Baraka students attended both funerals as well, including young men who made it off the drug corners and into colleges and universities such as Morehouse, Frostburg and the Maryland Institute College of Art.

At Pratt's funeral, the former Baraka students joined teachers, relatives and gang members.

"They know what's going on in the streets," said Scanlan, who attended the services. "They're stunned still. It reinforced for them how they've got to be careful and stay out of these situations."

Yates had spent a lifetime getting kids off the corners. He had a bachelor's degree from the University of Baltimore and two master's degrees from Johns Hopkins, including one in education. He had spent 30 years as a juvenile probation officer before joining Baraka. Though the school closed six years ago, the Abell Foundation kept him on to mentor graduates through 2008.

"He stayed on to the bitter end," Ellen Yates said, explaining that when they went out to dinner or to visit friends, her husband often stopped by the houses of his kids, routinely making the couple late.

Scanlan said Yates never gave up on a child and kept in touch with all of them until a youth "disappeared and couldn't be found anymore."

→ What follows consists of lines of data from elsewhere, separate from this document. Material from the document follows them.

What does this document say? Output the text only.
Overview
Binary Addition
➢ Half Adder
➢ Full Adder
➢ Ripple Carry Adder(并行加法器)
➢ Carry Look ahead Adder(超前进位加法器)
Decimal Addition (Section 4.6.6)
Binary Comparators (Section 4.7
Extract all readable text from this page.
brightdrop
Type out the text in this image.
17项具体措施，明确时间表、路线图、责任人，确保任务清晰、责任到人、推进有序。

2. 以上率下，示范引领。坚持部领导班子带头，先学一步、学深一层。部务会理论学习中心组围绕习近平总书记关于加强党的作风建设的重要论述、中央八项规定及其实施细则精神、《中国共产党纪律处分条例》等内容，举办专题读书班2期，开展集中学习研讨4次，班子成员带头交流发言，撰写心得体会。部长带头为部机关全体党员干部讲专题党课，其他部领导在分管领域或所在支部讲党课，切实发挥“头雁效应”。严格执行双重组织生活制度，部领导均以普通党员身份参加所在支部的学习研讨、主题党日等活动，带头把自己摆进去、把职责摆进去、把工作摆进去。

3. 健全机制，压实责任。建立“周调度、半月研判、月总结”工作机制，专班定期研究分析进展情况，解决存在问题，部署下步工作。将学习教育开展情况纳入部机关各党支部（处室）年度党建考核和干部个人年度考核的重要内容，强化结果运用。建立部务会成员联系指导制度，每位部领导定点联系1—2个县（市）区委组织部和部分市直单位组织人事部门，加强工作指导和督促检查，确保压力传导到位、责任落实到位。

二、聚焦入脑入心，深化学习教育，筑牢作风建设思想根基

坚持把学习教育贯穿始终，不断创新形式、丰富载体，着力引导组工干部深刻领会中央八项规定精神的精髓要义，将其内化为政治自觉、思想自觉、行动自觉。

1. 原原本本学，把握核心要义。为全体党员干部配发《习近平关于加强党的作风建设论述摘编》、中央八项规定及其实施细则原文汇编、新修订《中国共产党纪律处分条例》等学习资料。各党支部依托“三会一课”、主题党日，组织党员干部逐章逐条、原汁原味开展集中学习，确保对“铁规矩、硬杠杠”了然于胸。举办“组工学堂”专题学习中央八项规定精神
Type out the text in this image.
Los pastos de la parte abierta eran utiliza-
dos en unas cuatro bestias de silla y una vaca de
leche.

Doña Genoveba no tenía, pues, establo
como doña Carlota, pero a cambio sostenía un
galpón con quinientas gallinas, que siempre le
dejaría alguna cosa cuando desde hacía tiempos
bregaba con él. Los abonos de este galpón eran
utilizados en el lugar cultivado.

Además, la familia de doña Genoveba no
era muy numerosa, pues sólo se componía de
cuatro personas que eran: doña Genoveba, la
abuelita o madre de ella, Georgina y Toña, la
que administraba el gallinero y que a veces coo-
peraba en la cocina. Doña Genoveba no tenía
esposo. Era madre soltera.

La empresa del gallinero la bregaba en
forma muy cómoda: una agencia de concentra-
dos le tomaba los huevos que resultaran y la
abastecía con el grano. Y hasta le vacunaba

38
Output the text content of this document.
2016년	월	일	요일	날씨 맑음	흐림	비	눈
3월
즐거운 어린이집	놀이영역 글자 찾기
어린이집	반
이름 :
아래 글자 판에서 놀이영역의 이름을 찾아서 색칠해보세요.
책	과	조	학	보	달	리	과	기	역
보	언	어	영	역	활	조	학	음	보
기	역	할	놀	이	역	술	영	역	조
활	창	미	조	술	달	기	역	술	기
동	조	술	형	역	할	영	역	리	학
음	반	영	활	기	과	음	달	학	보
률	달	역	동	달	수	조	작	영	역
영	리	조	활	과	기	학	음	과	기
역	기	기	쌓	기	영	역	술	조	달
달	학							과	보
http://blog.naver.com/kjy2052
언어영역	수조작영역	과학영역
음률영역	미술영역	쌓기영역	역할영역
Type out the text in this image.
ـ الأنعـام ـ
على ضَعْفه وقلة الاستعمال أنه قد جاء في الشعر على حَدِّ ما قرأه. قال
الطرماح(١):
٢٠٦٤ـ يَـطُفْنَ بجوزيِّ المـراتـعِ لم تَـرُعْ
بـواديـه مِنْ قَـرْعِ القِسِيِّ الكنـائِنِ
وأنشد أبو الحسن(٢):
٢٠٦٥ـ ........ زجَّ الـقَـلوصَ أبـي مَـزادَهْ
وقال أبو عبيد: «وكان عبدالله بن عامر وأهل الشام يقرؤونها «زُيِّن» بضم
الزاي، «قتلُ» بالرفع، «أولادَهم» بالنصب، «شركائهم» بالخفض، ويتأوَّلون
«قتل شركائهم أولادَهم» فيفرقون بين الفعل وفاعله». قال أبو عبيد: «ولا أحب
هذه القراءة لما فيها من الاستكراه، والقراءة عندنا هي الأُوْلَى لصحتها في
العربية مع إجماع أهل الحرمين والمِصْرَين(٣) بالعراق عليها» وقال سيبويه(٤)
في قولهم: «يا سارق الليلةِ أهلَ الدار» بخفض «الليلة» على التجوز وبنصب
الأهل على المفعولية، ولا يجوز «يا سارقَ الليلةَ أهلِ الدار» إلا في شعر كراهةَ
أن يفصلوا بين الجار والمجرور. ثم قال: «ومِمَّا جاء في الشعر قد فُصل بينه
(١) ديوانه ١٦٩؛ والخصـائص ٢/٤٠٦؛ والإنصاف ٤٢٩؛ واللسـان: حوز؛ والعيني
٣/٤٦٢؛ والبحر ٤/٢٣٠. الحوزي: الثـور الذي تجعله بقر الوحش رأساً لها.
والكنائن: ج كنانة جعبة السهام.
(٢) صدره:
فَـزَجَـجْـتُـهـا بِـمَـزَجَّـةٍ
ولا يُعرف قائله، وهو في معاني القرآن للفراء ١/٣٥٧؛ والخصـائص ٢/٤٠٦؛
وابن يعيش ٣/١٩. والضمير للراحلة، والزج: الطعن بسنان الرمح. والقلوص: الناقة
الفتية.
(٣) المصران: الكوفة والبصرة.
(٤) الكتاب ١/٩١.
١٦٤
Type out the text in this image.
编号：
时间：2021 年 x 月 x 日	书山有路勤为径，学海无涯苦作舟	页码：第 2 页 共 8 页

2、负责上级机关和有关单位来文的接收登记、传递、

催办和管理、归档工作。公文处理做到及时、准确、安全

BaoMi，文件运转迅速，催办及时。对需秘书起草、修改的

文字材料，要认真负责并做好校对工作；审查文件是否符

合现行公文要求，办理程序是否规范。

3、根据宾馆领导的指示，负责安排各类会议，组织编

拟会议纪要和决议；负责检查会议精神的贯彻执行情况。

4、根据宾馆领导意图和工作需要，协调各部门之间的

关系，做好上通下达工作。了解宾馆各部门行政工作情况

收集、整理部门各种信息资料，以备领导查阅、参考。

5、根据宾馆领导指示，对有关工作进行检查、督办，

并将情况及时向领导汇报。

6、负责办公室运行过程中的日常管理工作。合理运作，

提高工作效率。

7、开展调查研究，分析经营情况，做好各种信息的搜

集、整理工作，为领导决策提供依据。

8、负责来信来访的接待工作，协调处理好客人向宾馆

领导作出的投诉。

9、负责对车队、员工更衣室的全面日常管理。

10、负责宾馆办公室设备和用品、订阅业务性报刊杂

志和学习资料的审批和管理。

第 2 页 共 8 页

After retiring, Yates decided to return to school, to the University of Baltimore, to pursue another master's degree, this time involving substance abuse. He was on his way to the school to drop off a document when his bicycle hit a truck at Maryland and Lafayette avenues in the Charles North neighborhood.

Five days later, in South Baltimore's Cherry Hill neighborhood, a gunman fired several bullets into Pratt, who had just emerged from a Chinese carryout at Terra Firma and Cherry Hill roads shortly before 10:30 p.m. Police are seeking the gunman.

Last summer, Pratt had been charged with wounding three rival gang members who were on a front porch on Cherry Hill's Slater Avenue. Police arrested him weeks after the June shooting after a tipster led officers to two loaded .45-caliber pistols linked to the shooting that were hidden under an elementary school sandbox.

Baltimore prosecutors put the attempted murder case on the inactive docket last month, saying a witness had changed the story he told police.

What I couldn't find out is how Pratt went from Baraka to the streets. His mother did not respond to interview requests, and school counselors and teachers didn't know what Yates and Pratt had talked about. Ellen Yates said she met many of the children under her husband's tutelage, but never Pratt.

She said her husband often went before judges to plead on behalf of his students, "and he saved a lot of them from going to jail and having records. If one failed, he'd say, 'I don't know what else to do' but then he'd get a twinkle in his eye and off he'd go trying to help again. He took it personally. If a student failed, he would say he failed them."

Illana Foss was at Baraka from 2001 through 2003 and taught Pratt reading comprehension when he enrolled in the school in 2002 at age 11. Foss remembers him being good at handwriting, keeping his anger in check and being mature for his age.